AM: Explain the science behind SkinTE. How might this product overcome some of the challenges of other chronic wound treatments?
RH: SkinTE is an innovative investigational alternative made of a patient’s own full-thickness skin. SkinTE retains a patient’s endogenous regenerative cellular populations to promote the healing of hard-to-treat wounds. By developing an autologous product to treat wounds, we hope to circumvent problems of xenogeneic or allogeneic treatments where the body recognizes harvested cells and graft rejection and increase the speed of delivering this solution to the patient.
Physicians harvest a small, centimeters-sized area of full-thickness skin from the donor site that contains multicellular segments of regenerative cellular populations, usually from the back of a patient’s leg. This procedure can be performed outpatient under local anesthesia as well as inpatient as required, avoiding frequent and time-consuming appointments for wound care teams and patients.

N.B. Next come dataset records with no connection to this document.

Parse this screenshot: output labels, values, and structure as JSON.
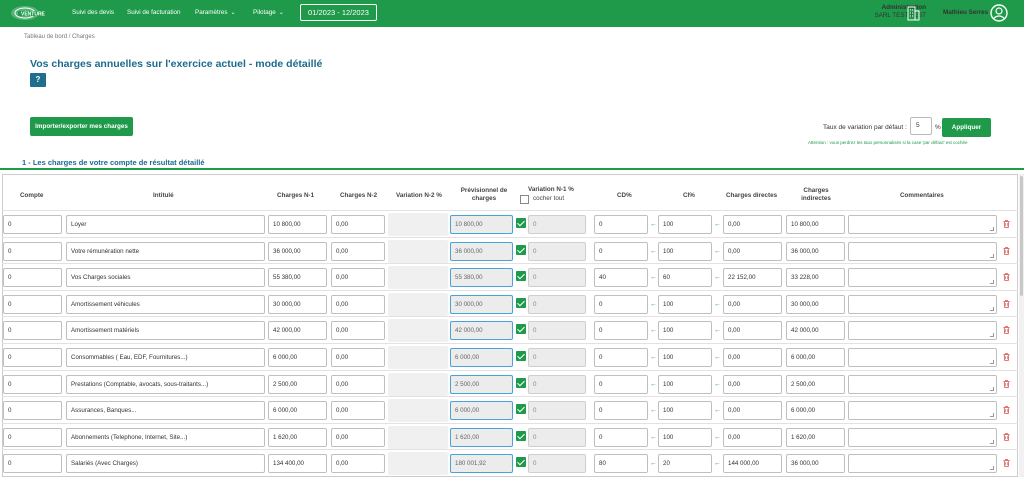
{
  "topbar": {
    "logo_label": "VENTURE",
    "nav": [
      {
        "label": "Suivi des devis",
        "dropdown": false
      },
      {
        "label": "Suivi de facturation",
        "dropdown": false
      },
      {
        "label": "Paramètres",
        "dropdown": true
      },
      {
        "label": "Pilotage",
        "dropdown": true
      }
    ],
    "period": "01/2023 - 12/2023",
    "admin_title": "Administration",
    "company": "SARL TEST TEST",
    "user_name": "Mathieu Serres",
    "icons": {
      "company": "building-icon",
      "user": "user-avatar-icon"
    }
  },
  "breadcrumb": "Tableau de bord / Charges",
  "page_title": "Vos charges annuelles sur l'exercice actuel - mode détaillé",
  "help_button": "?",
  "import_button": "Importer/exporter mes charges",
  "variation": {
    "label": "Taux de variation par défaut :",
    "value": "5",
    "unit": "%",
    "apply_button": "Appliquer",
    "warning": "Attention : vous perdrez les taux personnalisés si la case 'par défaut' est cochée"
  },
  "section_title": "1 - Les charges de votre compte de résultat détaillé",
  "table": {
    "headers": {
      "compte": "Compte",
      "intitule": "Intitulé",
      "n1": "Charges N-1",
      "n2": "Charges N-2",
      "var_n2": "Variation N-2 %",
      "prev_line1": "Prévisionnel de",
      "prev_line2": "charges",
      "var_n1": "Variation N-1 %",
      "cocher": "cocher tout",
      "cd": "CD%",
      "ci": "CI%",
      "directes": "Charges directes",
      "indirectes_line1": "Charges",
      "indirectes_line2": "indirectes",
      "commentaires": "Commentaires"
    },
    "rows": [
      {
        "compte": "0",
        "intitule": "Loyer",
        "n1": "10 800,00",
        "n2": "0,00",
        "prev": "10 800,00",
        "var": "0",
        "cd": "0",
        "ci": "100",
        "directes": "0,00",
        "indirectes": "10 800,00"
      },
      {
        "compte": "0",
        "intitule": "Votre rémunération nette",
        "n1": "36 000,00",
        "n2": "0,00",
        "prev": "36 000,00",
        "var": "0",
        "cd": "0",
        "ci": "100",
        "directes": "0,00",
        "indirectes": "36 000,00"
      },
      {
        "compte": "0",
        "intitule": "Vos Charges sociales",
        "n1": "55 380,00",
        "n2": "0,00",
        "prev": "55 380,00",
        "var": "0",
        "cd": "40",
        "ci": "60",
        "directes": "22 152,00",
        "indirectes": "33 228,00"
      },
      {
        "compte": "0",
        "intitule": "Amortissement véhicules",
        "n1": "30 000,00",
        "n2": "0,00",
        "prev": "30 000,00",
        "var": "0",
        "cd": "0",
        "ci": "100",
        "directes": "0,00",
        "indirectes": "30 000,00"
      },
      {
        "compte": "0",
        "intitule": "Amortissement matériels",
        "n1": "42 000,00",
        "n2": "0,00",
        "prev": "42 000,00",
        "var": "0",
        "cd": "0",
        "ci": "100",
        "directes": "0,00",
        "indirectes": "42 000,00"
      },
      {
        "compte": "0",
        "intitule": "Consommables ( Eau, EDF, Fournitures...)",
        "n1": "6 000,00",
        "n2": "0,00",
        "prev": "6 000,00",
        "var": "0",
        "cd": "0",
        "ci": "100",
        "directes": "0,00",
        "indirectes": "6 000,00"
      },
      {
        "compte": "0",
        "intitule": "Prestations (Comptable, avocats, sous-traitants...)",
        "n1": "2 500,00",
        "n2": "0,00",
        "prev": "2 500,00",
        "var": "0",
        "cd": "0",
        "ci": "100",
        "directes": "0,00",
        "indirectes": "2 500,00"
      },
      {
        "compte": "0",
        "intitule": "Assurances, Banques...",
        "n1": "6 000,00",
        "n2": "0,00",
        "prev": "6 000,00",
        "var": "0",
        "cd": "0",
        "ci": "100",
        "directes": "0,00",
        "indirectes": "6 000,00"
      },
      {
        "compte": "0",
        "intitule": "Abonnements (Telephone, Internet, Site...)",
        "n1": "1 620,00",
        "n2": "0,00",
        "prev": "1 620,00",
        "var": "0",
        "cd": "0",
        "ci": "100",
        "directes": "0,00",
        "indirectes": "1 620,00"
      },
      {
        "compte": "0",
        "intitule": "Salariés (Avec Charges)",
        "n1": "134 400,00",
        "n2": "0,00",
        "prev": "180 001,92",
        "var": "0",
        "cd": "80",
        "ci": "20",
        "directes": "144 000,00",
        "indirectes": "36 000,00"
      }
    ]
  },
  "colors": {
    "green": "#1e9a4a",
    "blue_title": "#1d6b8c",
    "prev_border": "#4aa3d8",
    "trash": "#d9534f"
  }
}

The skin sample is shipped to PolarityTE’s lab and is processed into a paste that retains the regenerative quality of a patient’s skin. A quick response is often essential in treating serious wounds, and PolarityTE’s skin processing can be achieved in less than 48 hours. SkinTE is easily dispensed from a syringe in a paste-like consistency, spread across the wound, and covered with dressing until closure.

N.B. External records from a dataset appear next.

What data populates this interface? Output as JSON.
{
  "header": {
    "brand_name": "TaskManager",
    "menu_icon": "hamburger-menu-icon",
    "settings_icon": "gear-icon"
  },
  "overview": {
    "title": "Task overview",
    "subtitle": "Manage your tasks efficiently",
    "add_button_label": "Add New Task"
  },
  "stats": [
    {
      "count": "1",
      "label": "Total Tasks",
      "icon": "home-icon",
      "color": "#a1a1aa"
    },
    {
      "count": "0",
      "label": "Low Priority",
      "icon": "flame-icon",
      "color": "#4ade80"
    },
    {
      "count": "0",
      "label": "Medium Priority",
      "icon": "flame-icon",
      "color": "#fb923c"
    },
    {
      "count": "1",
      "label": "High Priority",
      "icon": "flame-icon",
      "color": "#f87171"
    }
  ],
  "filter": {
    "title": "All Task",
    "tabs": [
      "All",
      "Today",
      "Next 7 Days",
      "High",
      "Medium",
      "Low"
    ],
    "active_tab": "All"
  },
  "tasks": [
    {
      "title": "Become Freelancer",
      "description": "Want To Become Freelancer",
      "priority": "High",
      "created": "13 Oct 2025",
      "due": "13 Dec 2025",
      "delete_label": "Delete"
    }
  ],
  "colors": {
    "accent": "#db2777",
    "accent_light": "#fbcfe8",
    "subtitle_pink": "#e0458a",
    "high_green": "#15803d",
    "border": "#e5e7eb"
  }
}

PolarityTE has submitted an IND to FDA for SkinTE for the use in chronic cutaneous ulcers. Their first pivotal trial is planned for Wagner 2 DFUs ranging up to 10cm2. PolarityTE plans to enrol a second pivotal study in another complex chronic wound type such as stage 3 and 4 pressure injuries. Ultimately, they plan to pursue approval for acute traumatic wounds, and burns as well. Finding a solution that can adapt to several types of wounds and severities will be crucial to improving patient outcomes.
AM: What future innovations do you foresee happening in the wound care space to improve patient outcomes?
RH: Wound care treatments must be adaptive and work with the patient’s own body, leveraging regenerative qualities of skin cells to promote wound healing. The future of wound care is shifting towards solutions that address all types of wounds, no matter the cause or severity. Patients with later-stage wounds are often given few alternatives to amputation, and health care professionals must find solutions that avoid this outcome. Amputations limit the mobility of patients; are costly to both patients and healthcare systems; and require surgery, routine check-ups, and physical therapy. The next generation of wound care must include biologically active therapies that can improve closure rates in highly compromised patients and that can be applied in a single, non-surgical application in multiple sites of care. At PolarityTE, we hope to be a part of the solution for patients with difficult-to-treat wounds.
Richard Hague was speaking to Anna MacDonald, Science Writer for Technology Networks.